After divorce, we are often focused on picking up the pieces, dealing with the emotional fallout and trying to find a new routine. While all of these are important and necessary, we can’t let ourselves miss the highlights of our lives as we move forward.
Technically we have no excuse with digital cameras, home DVD creation software and email and web to share the photos and videos but are you really enjoying and storing away those moments in your brain? There are a number of things that interfere with the enjoyment of those moments after a divorce.
The Ex Factor
Going to your kids recitals, birthday parties etc can be stressful as you may have to face your ex and your ex-relatives. There can be tension, uncertainty, nervousness and embarrassment involved. The trick is to refocus yourself constantly on whats important. This is your child’s moment and one you don’t want to miss or not enjoy because of distractions. Life is too short and moments like this are fleeting. Get the camera out and wave and laugh and enjoy the moment. If something goes wrong, it’sOK. Lo ok for the humor in the moment. Read my post on how my daughter embarrassed me but in the end, humor won out and now she loves to hear the story. An embarrassing moment has become a treasured often retold memory.
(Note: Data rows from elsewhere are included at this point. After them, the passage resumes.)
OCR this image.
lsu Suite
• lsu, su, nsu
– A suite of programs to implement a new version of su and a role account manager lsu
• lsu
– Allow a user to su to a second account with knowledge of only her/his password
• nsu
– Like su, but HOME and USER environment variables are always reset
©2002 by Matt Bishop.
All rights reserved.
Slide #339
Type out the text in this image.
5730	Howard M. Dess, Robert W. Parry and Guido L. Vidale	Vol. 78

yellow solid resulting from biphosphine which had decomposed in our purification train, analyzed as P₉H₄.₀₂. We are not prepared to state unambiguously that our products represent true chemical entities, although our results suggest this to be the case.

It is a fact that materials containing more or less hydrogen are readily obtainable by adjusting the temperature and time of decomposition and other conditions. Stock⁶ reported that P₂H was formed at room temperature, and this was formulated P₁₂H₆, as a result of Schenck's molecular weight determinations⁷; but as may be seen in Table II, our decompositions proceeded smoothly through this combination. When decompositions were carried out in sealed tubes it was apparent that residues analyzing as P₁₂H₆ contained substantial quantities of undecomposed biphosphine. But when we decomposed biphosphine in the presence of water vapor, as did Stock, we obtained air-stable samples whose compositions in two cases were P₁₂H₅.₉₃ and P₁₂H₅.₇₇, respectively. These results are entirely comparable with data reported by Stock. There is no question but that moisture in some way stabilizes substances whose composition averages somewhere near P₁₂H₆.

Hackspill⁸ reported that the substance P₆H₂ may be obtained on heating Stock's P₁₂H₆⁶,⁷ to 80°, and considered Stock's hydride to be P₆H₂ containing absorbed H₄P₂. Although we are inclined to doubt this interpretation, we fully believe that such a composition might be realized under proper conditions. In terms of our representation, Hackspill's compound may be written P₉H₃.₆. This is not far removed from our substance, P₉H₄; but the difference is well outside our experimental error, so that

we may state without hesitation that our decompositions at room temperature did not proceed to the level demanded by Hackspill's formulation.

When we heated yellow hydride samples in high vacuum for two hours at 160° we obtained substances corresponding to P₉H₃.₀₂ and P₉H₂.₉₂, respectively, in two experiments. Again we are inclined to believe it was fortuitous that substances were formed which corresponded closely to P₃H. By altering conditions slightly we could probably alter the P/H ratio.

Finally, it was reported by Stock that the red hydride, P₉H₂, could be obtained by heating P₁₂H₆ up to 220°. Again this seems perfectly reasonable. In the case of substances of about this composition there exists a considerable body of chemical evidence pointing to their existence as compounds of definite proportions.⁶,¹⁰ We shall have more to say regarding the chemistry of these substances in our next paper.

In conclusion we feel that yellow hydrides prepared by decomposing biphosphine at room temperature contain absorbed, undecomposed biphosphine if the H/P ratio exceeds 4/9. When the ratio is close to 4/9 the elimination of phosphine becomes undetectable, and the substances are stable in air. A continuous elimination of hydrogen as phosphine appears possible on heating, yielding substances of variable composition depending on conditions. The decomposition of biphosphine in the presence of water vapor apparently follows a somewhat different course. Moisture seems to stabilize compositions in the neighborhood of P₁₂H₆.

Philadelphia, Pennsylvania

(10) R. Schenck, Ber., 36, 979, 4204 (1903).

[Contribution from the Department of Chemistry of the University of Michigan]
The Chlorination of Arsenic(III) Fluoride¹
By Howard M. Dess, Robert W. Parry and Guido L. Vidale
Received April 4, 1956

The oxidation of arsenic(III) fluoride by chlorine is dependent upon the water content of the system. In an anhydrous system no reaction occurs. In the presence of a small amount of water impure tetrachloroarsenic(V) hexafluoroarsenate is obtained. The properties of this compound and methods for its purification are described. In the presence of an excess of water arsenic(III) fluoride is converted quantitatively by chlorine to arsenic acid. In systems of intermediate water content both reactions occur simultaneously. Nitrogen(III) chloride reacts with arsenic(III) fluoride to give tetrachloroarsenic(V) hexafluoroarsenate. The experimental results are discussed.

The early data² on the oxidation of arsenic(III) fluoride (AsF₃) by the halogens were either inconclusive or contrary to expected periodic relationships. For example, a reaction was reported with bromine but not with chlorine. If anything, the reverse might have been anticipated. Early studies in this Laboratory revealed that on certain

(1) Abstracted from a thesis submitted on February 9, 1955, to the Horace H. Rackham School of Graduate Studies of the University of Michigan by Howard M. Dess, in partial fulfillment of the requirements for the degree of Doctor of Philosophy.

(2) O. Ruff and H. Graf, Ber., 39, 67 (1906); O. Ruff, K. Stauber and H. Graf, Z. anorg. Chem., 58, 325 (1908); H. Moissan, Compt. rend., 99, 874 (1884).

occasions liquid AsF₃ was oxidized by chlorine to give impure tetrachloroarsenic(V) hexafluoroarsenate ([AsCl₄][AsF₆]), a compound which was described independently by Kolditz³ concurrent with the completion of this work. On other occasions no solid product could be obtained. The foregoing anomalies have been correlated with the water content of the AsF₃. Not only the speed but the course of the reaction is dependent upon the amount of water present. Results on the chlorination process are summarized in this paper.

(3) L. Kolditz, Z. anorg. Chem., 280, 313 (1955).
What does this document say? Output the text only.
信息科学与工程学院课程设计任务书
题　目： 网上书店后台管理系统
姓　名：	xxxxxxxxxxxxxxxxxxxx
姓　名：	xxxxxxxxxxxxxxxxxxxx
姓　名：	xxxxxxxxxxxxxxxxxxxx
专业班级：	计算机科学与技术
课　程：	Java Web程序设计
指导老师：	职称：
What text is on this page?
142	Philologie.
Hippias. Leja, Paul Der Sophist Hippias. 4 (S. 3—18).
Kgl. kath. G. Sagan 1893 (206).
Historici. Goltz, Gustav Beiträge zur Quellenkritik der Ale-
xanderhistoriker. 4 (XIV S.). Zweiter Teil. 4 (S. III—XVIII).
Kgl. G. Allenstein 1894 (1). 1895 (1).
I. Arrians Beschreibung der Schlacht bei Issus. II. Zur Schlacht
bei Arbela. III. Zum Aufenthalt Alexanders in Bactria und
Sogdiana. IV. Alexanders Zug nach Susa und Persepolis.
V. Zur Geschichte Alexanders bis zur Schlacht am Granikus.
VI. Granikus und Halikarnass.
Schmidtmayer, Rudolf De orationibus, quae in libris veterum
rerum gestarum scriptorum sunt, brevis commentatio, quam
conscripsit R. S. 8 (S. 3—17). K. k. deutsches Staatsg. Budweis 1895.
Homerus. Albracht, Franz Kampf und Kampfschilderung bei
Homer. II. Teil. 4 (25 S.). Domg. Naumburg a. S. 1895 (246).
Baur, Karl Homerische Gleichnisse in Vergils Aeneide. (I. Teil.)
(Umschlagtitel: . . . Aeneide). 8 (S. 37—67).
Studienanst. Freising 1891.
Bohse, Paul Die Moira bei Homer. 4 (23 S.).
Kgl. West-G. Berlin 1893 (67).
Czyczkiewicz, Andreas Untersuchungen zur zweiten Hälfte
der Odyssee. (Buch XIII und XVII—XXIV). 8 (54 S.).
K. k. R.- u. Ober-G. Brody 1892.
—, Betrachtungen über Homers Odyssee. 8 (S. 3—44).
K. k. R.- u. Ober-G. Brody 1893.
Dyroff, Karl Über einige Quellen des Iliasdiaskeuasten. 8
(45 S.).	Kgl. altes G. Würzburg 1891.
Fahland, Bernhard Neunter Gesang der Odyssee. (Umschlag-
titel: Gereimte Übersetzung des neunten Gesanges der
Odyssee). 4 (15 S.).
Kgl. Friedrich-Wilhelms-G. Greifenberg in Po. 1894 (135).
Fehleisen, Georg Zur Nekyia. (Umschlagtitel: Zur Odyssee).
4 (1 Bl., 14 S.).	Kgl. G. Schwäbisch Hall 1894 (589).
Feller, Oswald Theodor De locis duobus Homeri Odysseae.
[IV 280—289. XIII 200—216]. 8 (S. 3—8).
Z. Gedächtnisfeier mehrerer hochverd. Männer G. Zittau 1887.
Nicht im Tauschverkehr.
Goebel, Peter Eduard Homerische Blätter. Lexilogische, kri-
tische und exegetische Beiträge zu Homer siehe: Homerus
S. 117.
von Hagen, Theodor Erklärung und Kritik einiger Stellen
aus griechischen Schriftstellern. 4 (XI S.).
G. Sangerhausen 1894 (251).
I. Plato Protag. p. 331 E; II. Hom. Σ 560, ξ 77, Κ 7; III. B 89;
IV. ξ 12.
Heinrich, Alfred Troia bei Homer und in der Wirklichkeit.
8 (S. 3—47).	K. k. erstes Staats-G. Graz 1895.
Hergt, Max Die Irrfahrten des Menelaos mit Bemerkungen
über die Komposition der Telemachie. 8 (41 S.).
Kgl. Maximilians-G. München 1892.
Life after divorce is often hectic and this hustle and bustle can mean that we never take the time to slow down and make sure we enjoy those important moments. Life just whizzes by instead. Taking stock of what’s important in life from time to time is critical. Much of what we think is absolutely necessary fades when we take a look at the bigger picture. Imagine your kid leaving home. What is it you hope you have accomplished? What is it you hope you have taught your kid but most of all what is it that you and your kid will remember about that period in your lives? That will guide you on what is truly important.
Make the moment
Memories don’t always magically appear. You have to create the environment or the situation to allow a special moment to appear. Find some humor in your day every day. Learn from the day you just had and apply it to the day you are about to have. Do something silly or different so you are not stuck in a rut. Kids have a great way of seeing through to the basics of life. Look through their eyes and share in their silliness and fun. Plan for long weekends or special holidays and make the most of them.
Life after divorce doesn’t have to be a constant struggle or a series of bad or sad memories. The trauma of divorce can make us vulnerable to stress and negative events in our lives so we have to consciously fight to find the positive and live life to the fullest.
What are you going to do to make a memory? What are you going to do to give your kids happy memories of their childhood? Do you have an idea or a story of how to make happy memories?